Council leaders in Hertfordshire highlight unitary concerns to Secretary of State
The Government has signalled a wish for more unitary authorities
Leaders of Hertfordshire’s 10 district and borough councils have written to the Secretary of State to outline their opposition to any plans for a single unitary council in the county.
Government has signalled a wish for more unitary authorities and more elected mayors nationally.
And earlier this month it emerged that Hertfordshire County Council had commissioned its own exploratory work to consider the formation of a single unitary council.
But – in an unprecedented move – the leaders of all 10 district and borough councils in Hertfordshire have already united to say they would oppose any move towards a single unitary council.
And now they have written to Secretary of State Robert Jenrick MP to outline their collective position.
Currently the county is split into 10 district and boroughs, where local councils provide a range of services – such as planning, environmental health, bin collection, housing and licensing.
And alongside these district and borough councils, the county council provides services such as education, libraries, social care, highways – and even the fire service.
But under a single unitary authority all the services would be delivered by a single council.
In their letter to Mr Jenrick – dated August 6 – the leaders of the 10 district and borough councils say a single unitary authority in Hertfordshire would be too big.
They say that any reorganisation should be “carefully considered and consulted upon”.
And they outline the councils’ ongoing successes in working together under the existing system.
“There is a cross-party and cross-authority consensus amongst us that we do not believe that a unitary authority comprising 1.2million residents is a workable option,” says the letter.
“We do not feel that such a massive entity would fit in with the Government’s intended outcomes for local government serving residents, businesses and communities on the ground.”
In the letter the 10 leaders say the proposed scale of a single authority in Hertfordshire would be “almost unprecedented”.
And they say they have “strong concerns” about whether an authority of this size could “convey an identity, respond effectively to local needs, and be democratically accountable to its citizens in any meaningful sense.”
The letter also points to the collective ongoing work of the 11 existing councils and the Local Enterprise Partnership to improve economic growth, accelerate housing delivery and to generate investment.
In particular it highlights their collective role in accelerating the delivery of 100,000 additional homes by 2031, in adding £9billion of economic value to the UK economy, in creating 100,000 new jobs by 2030 and unlocking £5billion of private sector investment.

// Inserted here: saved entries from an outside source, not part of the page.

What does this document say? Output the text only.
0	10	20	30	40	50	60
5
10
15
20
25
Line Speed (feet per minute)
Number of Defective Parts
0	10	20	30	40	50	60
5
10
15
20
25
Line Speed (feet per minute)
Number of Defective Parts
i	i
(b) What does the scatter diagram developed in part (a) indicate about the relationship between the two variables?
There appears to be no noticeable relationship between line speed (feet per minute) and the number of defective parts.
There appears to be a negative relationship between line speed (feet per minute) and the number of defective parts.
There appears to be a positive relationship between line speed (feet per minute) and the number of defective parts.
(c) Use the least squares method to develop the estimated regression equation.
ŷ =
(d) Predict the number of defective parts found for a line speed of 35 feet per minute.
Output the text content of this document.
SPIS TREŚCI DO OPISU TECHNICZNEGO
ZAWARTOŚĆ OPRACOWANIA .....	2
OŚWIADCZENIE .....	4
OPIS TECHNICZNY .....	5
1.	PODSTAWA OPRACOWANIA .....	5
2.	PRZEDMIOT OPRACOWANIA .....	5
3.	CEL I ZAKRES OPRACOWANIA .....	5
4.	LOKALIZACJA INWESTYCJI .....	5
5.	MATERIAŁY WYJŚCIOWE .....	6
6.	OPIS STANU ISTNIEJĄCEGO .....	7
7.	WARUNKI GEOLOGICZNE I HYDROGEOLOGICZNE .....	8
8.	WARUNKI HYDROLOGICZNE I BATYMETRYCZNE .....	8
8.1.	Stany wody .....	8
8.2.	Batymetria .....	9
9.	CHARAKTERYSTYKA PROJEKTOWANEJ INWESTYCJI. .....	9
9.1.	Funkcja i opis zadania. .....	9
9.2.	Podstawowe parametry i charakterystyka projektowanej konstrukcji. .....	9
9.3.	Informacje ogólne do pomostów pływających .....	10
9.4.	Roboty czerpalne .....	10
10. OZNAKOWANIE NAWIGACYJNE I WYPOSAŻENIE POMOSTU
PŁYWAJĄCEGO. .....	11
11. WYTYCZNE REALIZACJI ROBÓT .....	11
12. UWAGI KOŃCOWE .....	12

And it also points to their role in plans for Hertfordshire to become a carbon zero county before 2050.
Before requesting a meeting with Mr Jenrick, the leaders report they have commissioned their own review of future options of local government in Hertfordshire.
They say that the COVID-19 outbreak has taught ‘us’ that the “most localised solutions have often been those that have worked best”.
And they say they will seek to engage on a range of ‘viable alternatives’ to ensure that there is ‘the transparent and rigorous process our communities in Hertfordshire deserve and have confidence in’.
Speaking on behalf of all 10 district and boroughs, Cllr Linda Haysey, leader of East Herts Council, stressed the need for extensive consultation.
She said: “It is clear that any top-down reorganisation of governance in boroughs and districts would need to be consulted upon extensively throughout our local communities.
“Any decision needs to be taken in their interests but we do not believe that a single unitary of 1.2million is right for Hertfordshire or our residents, businesses and communities.
“COVID-19 has shown us that localised solutions are often the most effective, and the spirit of devolution is that democratic decisions affecting people’s lives be made where they are most effective and have the greatest impact, rather than in unwieldy and arbitrary ‘super councils’, who have little resonance with those whom they serve.
“Hertfordshire’s Growth Board has shown huge successes with boroughs and districts working together, whilst still being able to be democratically accountable to their local communities.
“Our view is, and particularly in time of a global health crisis, why try to fix something that isn’t broken, and is delivering well for our communities in Hertfordshire?”
Exploratory work commissioned by the county council has indicated that a move to a single unitary authority in Hertfordshire could save £142million a year.
Alternatively, Hertfordshire could move to a unitary system, but be split into two – or more – authorities.